He leaned over and spat into the sink. Then squeezed more toothpaste onto the brush and started again. The third time it occurred to him that Jim was probably listening to this, and he made himself cut it out. He really wanted a shower, but he didn't think he had the energy for that tonight. Maybe in the morning.

He slipped his jeans off, then his flannel shirt, and the jersey under that, shivering when he was down to boxers and a tee. He splashed some water on his face and scrubbed it dry, then wadded his discarded clothes together in a pile and kicked them into the space between the commode and the shower stall. Then, thinking of Jim again with a smile, he picked them up again and carried them out of the bathroom.

The room was empty. Blair stopped dead, clutching the bundle of clothes to his chest, feeling wretchedly vulnerable in his underwear. The covers had been turned back on his bed, the television flipped off. The bedside lamp was shining.

But Jim wasn't here.

Come on, Sandburg, what is your problem? He just went down the hall to get some ice or something. He'll be back any second. Just any second now. And what's he going to think of you when he finds you like this?

That thought was enough to get Blair moving again. He pitched his bundle of clothes into the floor of the open closet and scooted to bed, curling up on his side facing the door this time, and pulling the covers well up over his shoulder. And waited for Jim.

Come _on_, man.

He couldn't bring himself to close his eyes. He was wound up so tight he nearly jumped out of his skin at the sound of a door slamming shut a floor or two above him. The walls were thick and did a pretty good job of muffling sound, but the way Blair felt, he thought he would have been happier in a Day's Inn with cardboard walls and all the sounds other people's lives buzzing right through them.

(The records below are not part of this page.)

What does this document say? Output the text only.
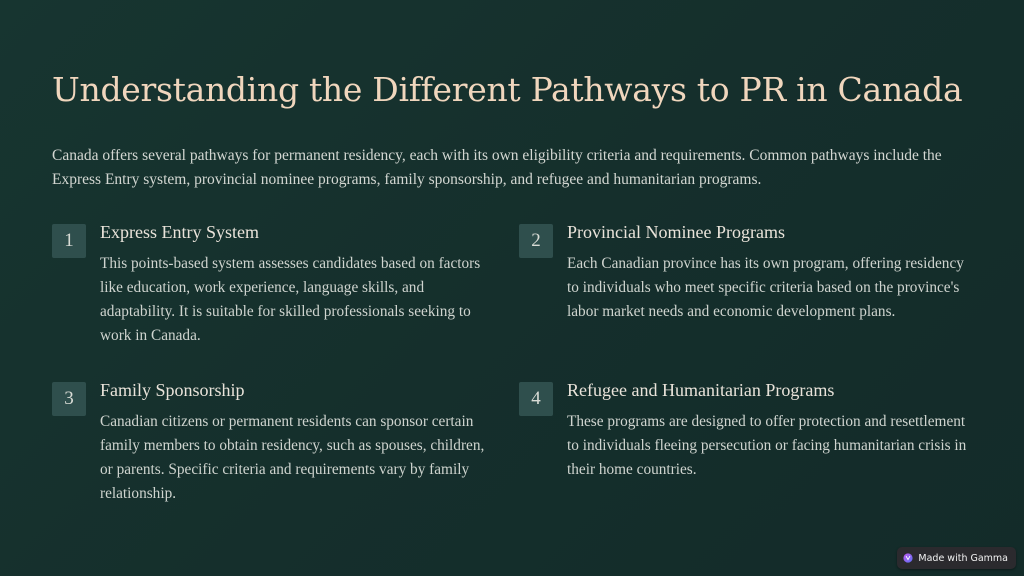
Understanding the Different Pathways to PR in Canada

Canada offers several pathways for permanent residency, each with its own eligibility criteria and requirements. Common pathways include the Express Entry system, provincial nominee programs, family sponsorship, and refugee and humanitarian programs.

1	Express Entry System

This points-based system assesses candidates based on factors like education, work experience, language skills, and adaptability. It is suitable for skilled professionals seeking to work in Canada.

2	Provincial Nominee Programs

Each Canadian province has its own program, offering residency to individuals who meet specific criteria based on the province's labor market needs and economic development plans.

3	Family Sponsorship

Canadian citizens or permanent residents can sponsor certain family members to obtain residency, such as spouses, children, or parents. Specific criteria and requirements vary by family relationship.

4	Refugee and Humanitarian Programs

These programs are designed to offer protection and resettlement to individuals fleeing persecution or facing humanitarian crisis in their home countries.

Made with Gamma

There was a rustle at the door. Blair's heart started to race.

Would you please just _take it easy_. It's only Jim sliding in the cardkey.

It didn't matter. The click of the lock was still more than he could bear. He sat up straight in bed, clutching the blankets to himself like a shield.

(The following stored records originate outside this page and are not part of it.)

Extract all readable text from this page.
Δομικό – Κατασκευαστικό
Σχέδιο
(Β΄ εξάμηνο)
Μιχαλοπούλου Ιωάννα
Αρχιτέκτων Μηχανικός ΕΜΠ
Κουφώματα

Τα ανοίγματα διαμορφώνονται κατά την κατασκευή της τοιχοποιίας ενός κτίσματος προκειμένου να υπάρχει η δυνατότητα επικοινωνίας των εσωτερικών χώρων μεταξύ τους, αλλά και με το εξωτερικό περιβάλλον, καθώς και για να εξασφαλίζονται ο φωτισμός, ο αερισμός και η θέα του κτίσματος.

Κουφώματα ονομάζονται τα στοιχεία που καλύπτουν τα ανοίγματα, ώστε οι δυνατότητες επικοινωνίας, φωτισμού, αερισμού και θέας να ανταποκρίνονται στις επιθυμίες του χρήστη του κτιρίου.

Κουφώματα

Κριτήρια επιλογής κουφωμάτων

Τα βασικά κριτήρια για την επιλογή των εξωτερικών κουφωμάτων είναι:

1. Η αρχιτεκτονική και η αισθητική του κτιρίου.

Jim, I'm so sorry. I'm so sorry. I'm so sorry.

Blair didn't know if was the just the way he looked, or if Jim were actually picking up his accelerated heartbeat – it would be interesting to know – have to remember to ask him about it sometime – but Jim shut the door behind himself fast and crossed the room in a few long strides.

"Hey, Chief." His voice was so gentle. "It's just me."

"I know."

Jim sat down on the edge of the bed. "I was pitching the leftovers from dinner. I should have waited and told you what I was doing. I just wasn't thinking."

"Jim, it's fine. I'm fine."

"I didn't save you any. The sauce started to congeal once it got cold."

Blair made the face that was expected of him, and Jim grinned back. "We can call room service if you're hungry."

"I'm not."

"You gotta eat."

"I'll have a big breakfast, promise. But I'm kind of tired. I think I really just want to get some sleep."

Jim clamped his hand on Blair's knee through the covers and shook it gently. "Not going to get much sleep sitting up in bed."

"All right, look, I'm lying down," Blair said, without moving. Jim didn't move either. He was still smiling, but Blair looked at his face again, more closely this time, really seeing Jim maybe for the first time in days.

"Jim," he said softly, overwhelmed by what he found there. "Ah, man, Jim." He had no idea what to say. His hands were talking for him, making useless, helpless gestures, palms up, fingers spread wide. He silenced them by laying them on Jim's shoulders.  "Jim—" he started again, wanting so badly to help, and not having the faintest idea how. "Jim, your mother—"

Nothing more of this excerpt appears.